Entah harus dengan cara apa lagi agar Zelin mau pulang. Ziko benar-benar tidak memiliki tenaga kalau harus meladeni pikiran-pikiran adiknya yang tak sejalan dengan dirinya. Dia bahkan hampir kehilangan kesabaran dalam menghadapi sikap adiknya hari ini.
"Apa yang terjadi pada Papa dan Mama? Kenapa aturan tak tertulis yang memberatkan ini harus hadir tiba-tiba?" tanya Ziko dalam hati.
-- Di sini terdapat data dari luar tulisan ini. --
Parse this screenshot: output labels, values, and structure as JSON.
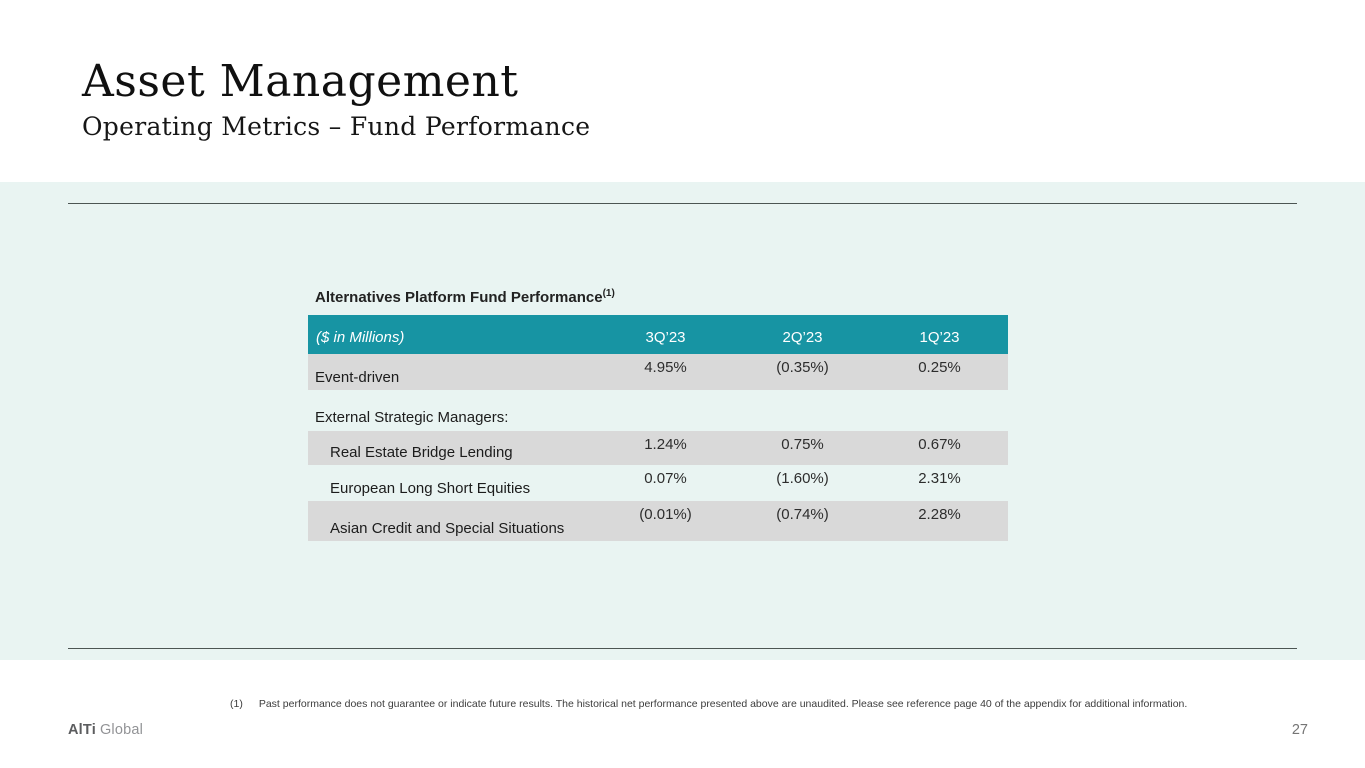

Peraturan macam apa itu? Hanya sebuah peraturan yang dapat merampas hak orang lain untuk bahagia. Apa orang tua mereka lupa bahwa saat ini abad kedua puluh satu bukan abad ke tujuh belas saat berdirinya VOC.
"Aku tidak akan pulang sampai Abang menerima tawaranku," kata Zelin menantang.
"Kita bicarakan di rumah. Aku benar-benar lelah," jawab Ziko lembut.
"Aku ingin kita bicara sekarang juga! Akan ku cari wanita yang pantas untuk mendampingi Abang," kata Zelin dengan suara meninggi.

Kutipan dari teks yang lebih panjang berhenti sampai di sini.